CORONAVIRUS continued to dominate the comment sections of the newspapers, with the pub trade, Christmas and Matt Hancock’s personal experience among the topics raised.

The Daily Mail

Janet Street-Porter said the £1,000 handout to ‘wet’ pubs - the ones that don’t serve food - to help them survive lockdown was hardly worth the effort.

“ Boris claimed that the British pub was ‘at the heart of our communities’ - but if that was the case, why were so many closing long before Covid arrived on our shores?,” she asked. “In 2019 almost 900 pubs shut - at least two every single day of the year. The number of small pubs - employing less than ten people, has halved since 2001.”

She said society had changed and, with dozens of channels available at home and cheap supermarket alcohol, people had simply stopped going to pubs.

“Boris was right when he said that pubs and restaurants ‘have born the brunt’ of the economic crisis caused by Covi,” she said. “But his lack of a coherent and simple strategy is responsible for their current woes.”

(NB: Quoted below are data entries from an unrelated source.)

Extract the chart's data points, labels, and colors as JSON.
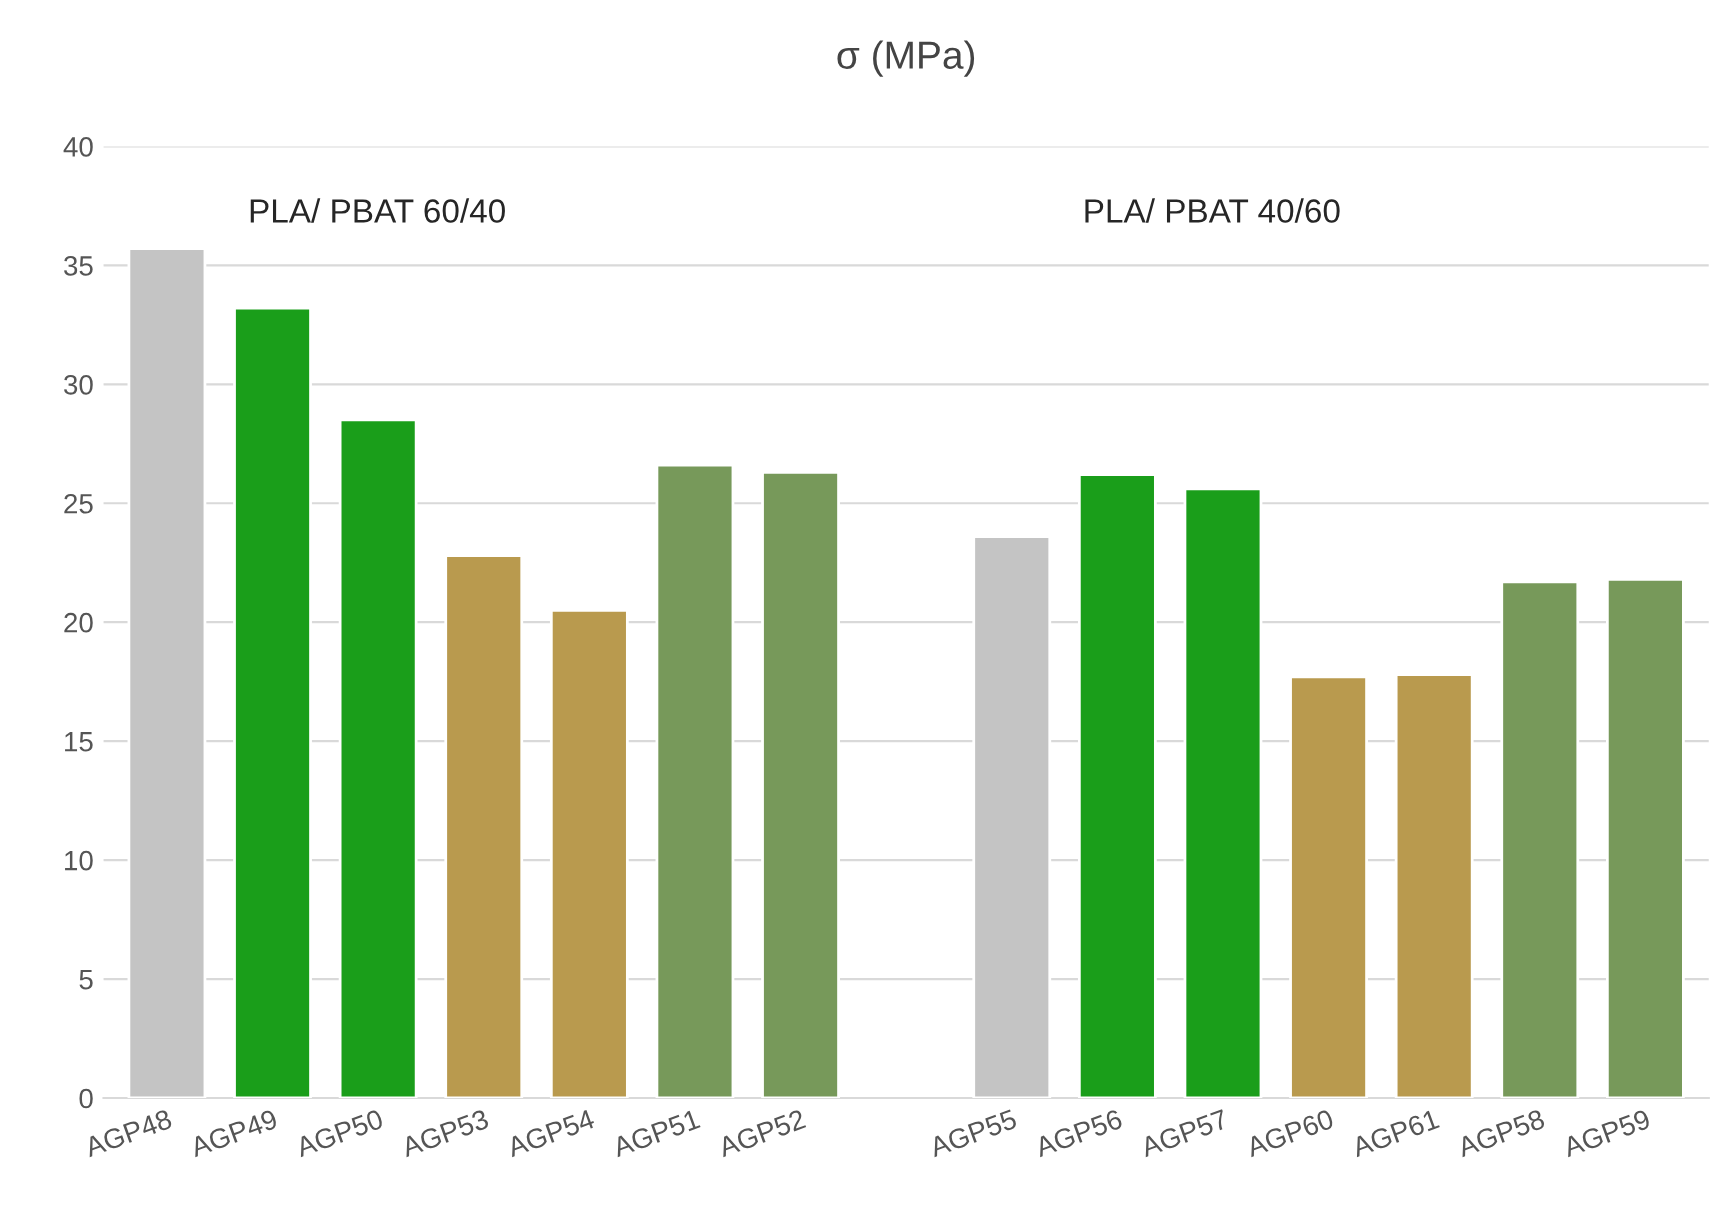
{
  "chart_data": {
    "type": "bar",
    "title": "σ (MPa)",
    "categories": [
      "AGP48",
      "AGP49",
      "AGP50",
      "AGP53",
      "AGP54",
      "AGP51",
      "AGP52",
      null,
      "AGP55",
      "AGP56",
      "AGP57",
      "AGP60",
      "AGP61",
      "AGP58",
      "AGP59"
    ],
    "values": [
      35.7,
      33.2,
      28.5,
      22.8,
      20.5,
      26.6,
      26.3,
      null,
      23.6,
      26.2,
      25.6,
      17.7,
      17.8,
      21.7,
      21.8
    ],
    "colors": [
      "#c4c4c4",
      "#1a9e1a",
      "#1a9e1a",
      "#b99a4e",
      "#b99a4e",
      "#77995a",
      "#77995a",
      "#ffffff",
      "#c4c4c4",
      "#1a9e1a",
      "#1a9e1a",
      "#b99a4e",
      "#b99a4e",
      "#77995a",
      "#77995a"
    ],
    "annotations": [
      "PLA/ PBAT 60/40",
      "PLA/ PBAT 40/60"
    ],
    "ylim": [
      0,
      40
    ],
    "yticks": [
      0,
      5,
      10,
      15,
      20,
      25,
      30,
      35,
      40
    ],
    "grid": "y",
    "legend": false
  }
}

She said that even when pubs can reopen, they might have to demand that customers have been vaccinated.

“The Minister in charge of overseeing the rollout of the new vaccines has dropped a heavy hint that although take-up of the jab will be a matter of personal choice, hospitality, entertainment and sports venues could insist that patrons show an ‘immunity passport’ to gain entry,” she said.

“But if that sends some of the worst pubs to the wall, is that the end of the world? I note there’s been no stream of angry women moaning about the demise of the wet pub. And I certainly won’t shed any tears over them.”

The Guardian

Devi Sridhar, chair of global public health at the University of Edinburgh, said she was repeatedly asked what families should do over Christmas.

“I’m torn between giving people the emotionally reassuring and comforting answer they want to hear or sticking bluntly to the best scientific evidence we have about transmission and suppression,” she said. “The truth is the virus that causes Covid-19 does not care that it is Christmas or New Year’s Eve. It rapidly spreads indoors and in poorly ventilated settings, particularly in households, when people gather together.”

She said sitting two meters apart and disinfecting surfaces wasn’t going to stop transmission.

The only truly safe way to spend time with relatives, she said, was to self isolate for two weeks ahead of meeting up. With the virus taking 14 days to incubate, a negative test today might not show negative tomorrow, or next week, she added.

“While we all clapped for months for the NHS staff, we should keep them in the forefront of our minds this winter,” she said. “NHS doctors, nurses, support staff and cleaners have to show up each day to work in hospitals and GP practices and deal with whatever is thrown at them.

“We all need to play our part in keeping the burden off health services. This might mean postponing group gatherings until the spring or summer next year, and doing our best now to avoid getting the virus and passing it on to others.”

The Daily Express

The newspaper’s leader column reflected on the Health Secretary’s news that his step-grandfather had died of coronavirus when he spoke on Tuesday night.

“”In my family, as in so many others, we’ve lost a loving husband, a father, a grandfather to this awful disease,” Matt Hancock said. “So from the bottom of my heart, I want to say thank you to everyone in Liverpool for getting this awful virus under control.”

The column said he described 2020 as a “shocker” but confirmed members of the public would receive the vaccine “from next week”

“The Government said the approval of the vaccine follows “months of rigorous clinical trials” which found it met its standards of safety, quality and effectiveness,” it said.

“England finishes the second national lockdown today and returns to the regional tiered system of restrictions.

“Mr Hancock tweeted on news of the vaccine: “Help is on its way. “The MHRA has formally authorised the Pfizer/BioNTech vaccine for Covid-19.

“The NHS stands ready to start vaccinating early next week.

“The UK is the first country in the world to have a clinically approved vaccine for supply.”